Xanthe’s pulse began to race. The ringing in her ears grew louder. “Oh, you know me, Mum, I like the rustic stuff,” she said, pointing at the copper pot. To her it felt so important, so filled with powerful history, she found it impossible to believe that Lionel Harris wouldn’t be able to see how special it was.
“What, that funny old thing with the dents?” he asked. “I suppose you know what young people want. How much for those five then? Sorry to press you, but I’ve a lunch meeting in Salisbury, and there’s the rest of the house to get round yet.”
Xanthe didn’t trust herself to handle the deal. Flora did her best to sound nonchalant.
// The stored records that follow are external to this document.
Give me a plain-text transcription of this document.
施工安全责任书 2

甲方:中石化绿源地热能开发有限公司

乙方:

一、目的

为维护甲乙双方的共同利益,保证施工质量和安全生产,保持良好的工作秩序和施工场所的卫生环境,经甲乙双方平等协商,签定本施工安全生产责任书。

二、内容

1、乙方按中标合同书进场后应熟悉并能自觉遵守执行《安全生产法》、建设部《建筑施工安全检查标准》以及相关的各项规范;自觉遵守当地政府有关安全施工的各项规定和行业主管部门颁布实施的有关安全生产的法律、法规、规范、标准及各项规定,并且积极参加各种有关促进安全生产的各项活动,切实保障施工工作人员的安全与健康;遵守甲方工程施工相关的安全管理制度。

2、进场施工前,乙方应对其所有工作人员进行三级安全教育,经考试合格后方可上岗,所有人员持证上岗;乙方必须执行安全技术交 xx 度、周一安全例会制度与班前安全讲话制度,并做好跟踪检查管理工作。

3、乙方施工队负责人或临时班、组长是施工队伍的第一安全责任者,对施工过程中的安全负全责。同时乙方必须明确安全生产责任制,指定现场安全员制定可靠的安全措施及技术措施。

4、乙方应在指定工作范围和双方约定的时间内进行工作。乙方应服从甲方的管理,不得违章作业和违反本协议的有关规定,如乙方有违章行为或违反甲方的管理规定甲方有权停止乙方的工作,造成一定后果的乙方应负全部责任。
“Well, if you throw in the little corner cabinet in the sitting room I think we could go to 3,000 pounds.”
To his credit, Esther’s nephew did a fair job of hiding his surprise. Even so, Xanthe saw a fleeting expression of delight cross his face. He cleared his throat and strode up to the shelves, studying the pots as if, suddenly, he knew what he was talking about.
“Three thousand, you say? Hmmm.”
They waited. The sound of a church bell ringing drifted in through the thin glass of the window.
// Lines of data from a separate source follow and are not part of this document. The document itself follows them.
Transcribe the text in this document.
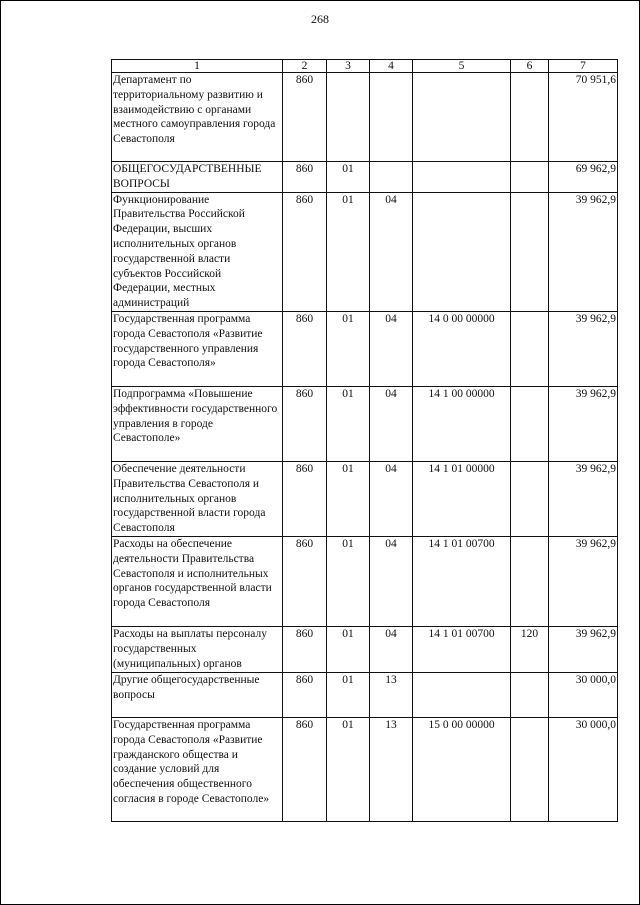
268
1	2	3	4	5	6	7
Департамент по территориальному развитию и взаимодействию с органами местного самоуправления города Севастополя	860					70 951,6
ОБЩЕГОСУДАРСТВЕННЫЕ ВОПРОСЫ	860	01				69 962,9
Функционирование Правительства Российской Федерации, высших исполнительных органов государственной власти субъектов Российской Федерации, местных администраций	860	01	04			39 962,9
Государственная программа города Севастополя «Развитие государственного управления города Севастополя»	860	01	04	14 0 00 00000		39 962,9
Подпрограмма «Повышение эффективности государственного управления в городе Севастополе»	860	01	04	14 1 00 00000		39 962,9
Обеспечение деятельности Правительства Севастополя и исполнительных органов государственной власти города Севастополя	860	01	04	14 1 01 00000		39 962,9
Расходы на обеспечение деятельности Правительства Севастополя и исполнительных органов государственной власти города Севастополя	860	01	04	14 1 01 00700		39 962,9
Расходы на выплаты персоналу государственных (муниципальных) органов	860	01	04	14 1 01 00700	120	39 962,9
Другие общегосударственные вопросы	860	01	13			30 000,0
Государственная программа города Севастополя «Развитие гражданского общества и создание условий для обеспечения общественного согласия в городе Севастополе»	860	01	13	15 0 00 00000		30 000,0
“Of course pretty china will always find a buyer,” he said, looking hard at the set Flora wanted. “How about we make it three and a half?” he asked at last.
Xanthe tensed. Her mother’s choices were sound enough, but it was still a niche market. And yet again she was asking her to spend money they scarcely had to buy something she wouldn’t want to part with, at least not for some time.
Flora made a show of considering the offer, appearing to do some mental calculations. “Well, that is rather more than I’d like to pay, we do have our markup to consider.…” When Lionel didn’t budge she smiled. “Tell you what, throw in the Persian rug and you’ve got yourself a deal.”
An hour later, the rest of the house toured with no great finds, Xanthe tucked the bubble-wrapped copper chocolate pot safely into the back of the taxi, swaddling it in the rug, her hands trembling ever so slightly as she did so.
“Soon have you home,” she whispered to the strange treasure. “And then you can tell me your story. Promise.” At the same time she promised herself that whatever it revealed to her, there would be no more jaunts to the past. Not this time. It was just too dangerous.
She helped her mother into the passenger’s seat, handing her some of her painkillers and a bottle of water. The village had woken up properly now, and even so late in the year there were tourists eagerly taking selfies in front of the stunning cottages. Not for the first time, Xanthe wondered at the power of such prettiness to draw people in. It wasn’t simply the charming look of the place, of course she knew that; it was the presentation of an ideal. Chocolate box. A rural idyll. Harking back to a time long gone, when lives were simpler and the sun shone constantly. Except that, as Xanthe had found out for herself, lives were often far from simple, and the winters were just as bitter, the cold just as deadly. She climbed in behind the steering wheel and they set off for Marlborough.